A pandemic covering the world, digital photo artwork, Berlin 2020, copyrights Stefan F. Wirth
Although supermarkets are unlike other facilities announced to stay opened and although there are generally no bottlenecks for goods, one specific good is more and more difficult available: toilet paper. Panic buying people obviously think that the most important thing for a survival is toilet paper. What a ridiculous misconception!
I understand that people in the emergency of no toilet paper at all would not want to go into the forests and use the fallen leaves – as our prehistoric ancestors presumably did -, because they know, based on our successful modern educational system, that they might become infested by the fox tapeworm (Echinococcus multilocularis) that way, or even worse: that their human excrements, left somewhere on the forest ground, might infest the innocent foxes with our unpleasant pathogens or intestine parasites. In times of vegan and gluten-free lifestyles unthinkable! I was once told that they often used newsprint paper to replace toilet paper in times of the Second World War. But there would be problems with a hygienic disposal under nowadays conditions. So what to do in the emergency case of a toilet paper impoverishment? Let’s say generally in case of survival conditions, for example as extreme hiker somewhere outdoors in the Canadian wilderness. First we would need a self-burrowed deeper hole in the ground, additionally soap and water.
One specific character of the great apes, to which we humans systematically belong, is represented by very complex hand motor skills. They enable us to perform all kinds of things with these hands, as our finger tips are excellently innervated and the corresponding somatosensory cortex in our brain is incredibly well developed, thus well developed that we often do not need any additional tools at all in our daily routine, because our bare hands represent very flexible tools themselves.

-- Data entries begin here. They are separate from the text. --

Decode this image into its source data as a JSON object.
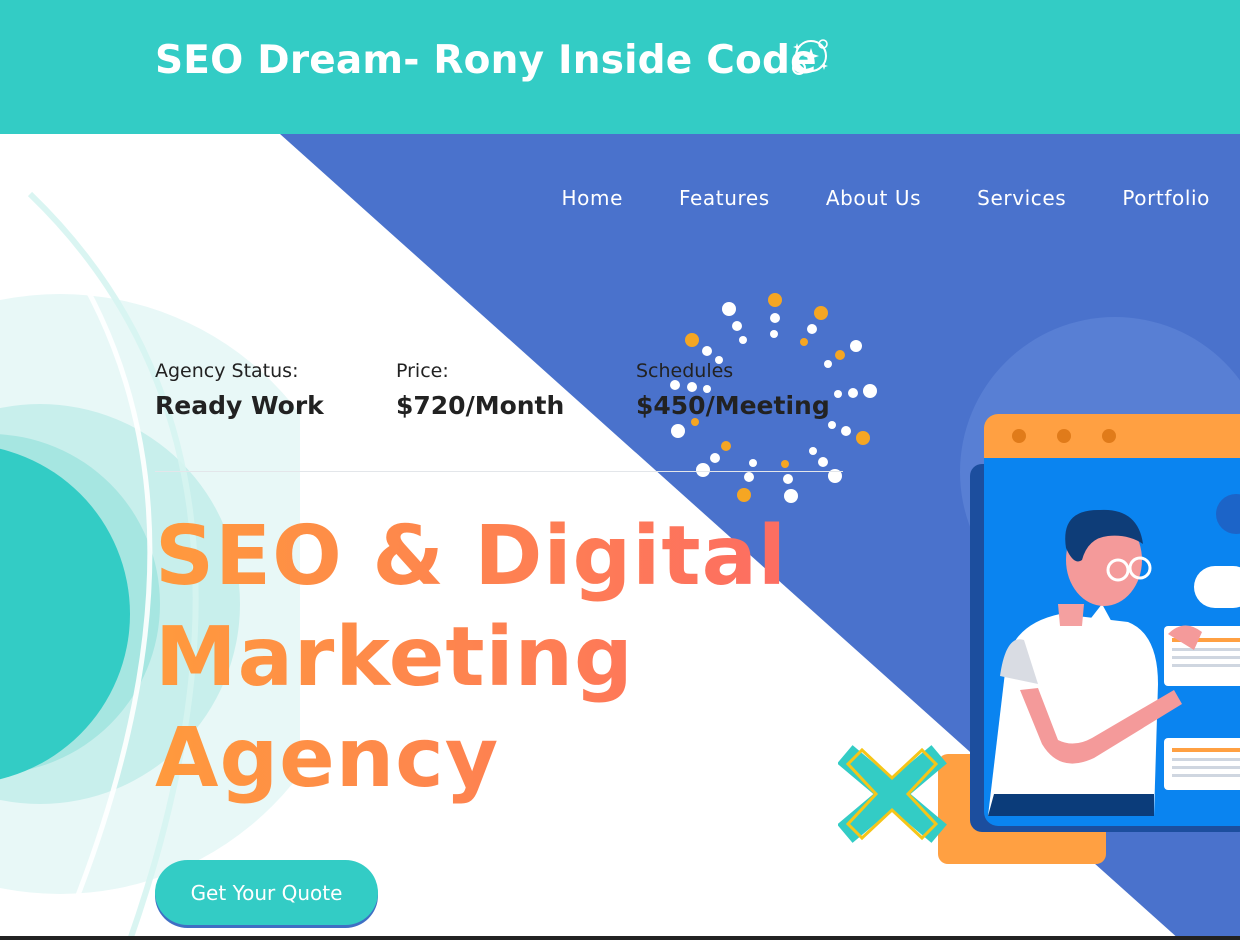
{
  "header": {
    "title": "SEO Dream- Rony Inside Code",
    "logo_icon": "sparkle-planet-icon"
  },
  "nav": {
    "items": [
      "Home",
      "Features",
      "About Us",
      "Services",
      "Portfolio"
    ]
  },
  "stats": [
    {
      "label": "Agency Status:",
      "value": "Ready Work"
    },
    {
      "label": "Price:",
      "value": "$720/Month"
    },
    {
      "label": "Schedules",
      "value": "$450/Meeting"
    }
  ],
  "hero": {
    "headline_lines": [
      "SEO & Digital",
      "Marketing",
      "Agency"
    ],
    "cta_label": "Get Your Quote"
  },
  "colors": {
    "header_bg": "#33ccc5",
    "hero_blue": "#4a72cc",
    "headline_gradient_start": "#ff9a3d",
    "headline_gradient_end": "#fd6d62",
    "cta_bg": "#33ccc5",
    "accent_orange": "#ffa042"
  }
}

„See how she leans her cheek upon her hand. O, that I were a glove upon that hand that I might touch that cheek“ (William Shakespeare, Romeo and Juliet)
For aesthetic and hygienic reasons we should not go such far, wishing to be a glove in between, but we theoretically could easily lean our cheeks upon our bare hands, and even more we are enabled to actively use our hand motor skills. Important would be only that they are afterwards very properly cleaned, at least with soap. Especially the tiny spaces between finger tips and finger nails would then deserve our very careful hygienic attention.
There are emergency cases imaginable, where our blank hands wouldn’t support us as they easily can in case of a toilet paper impoverishment. Take care that you are equipped with enough to drink and to eat and forget the toilet paper.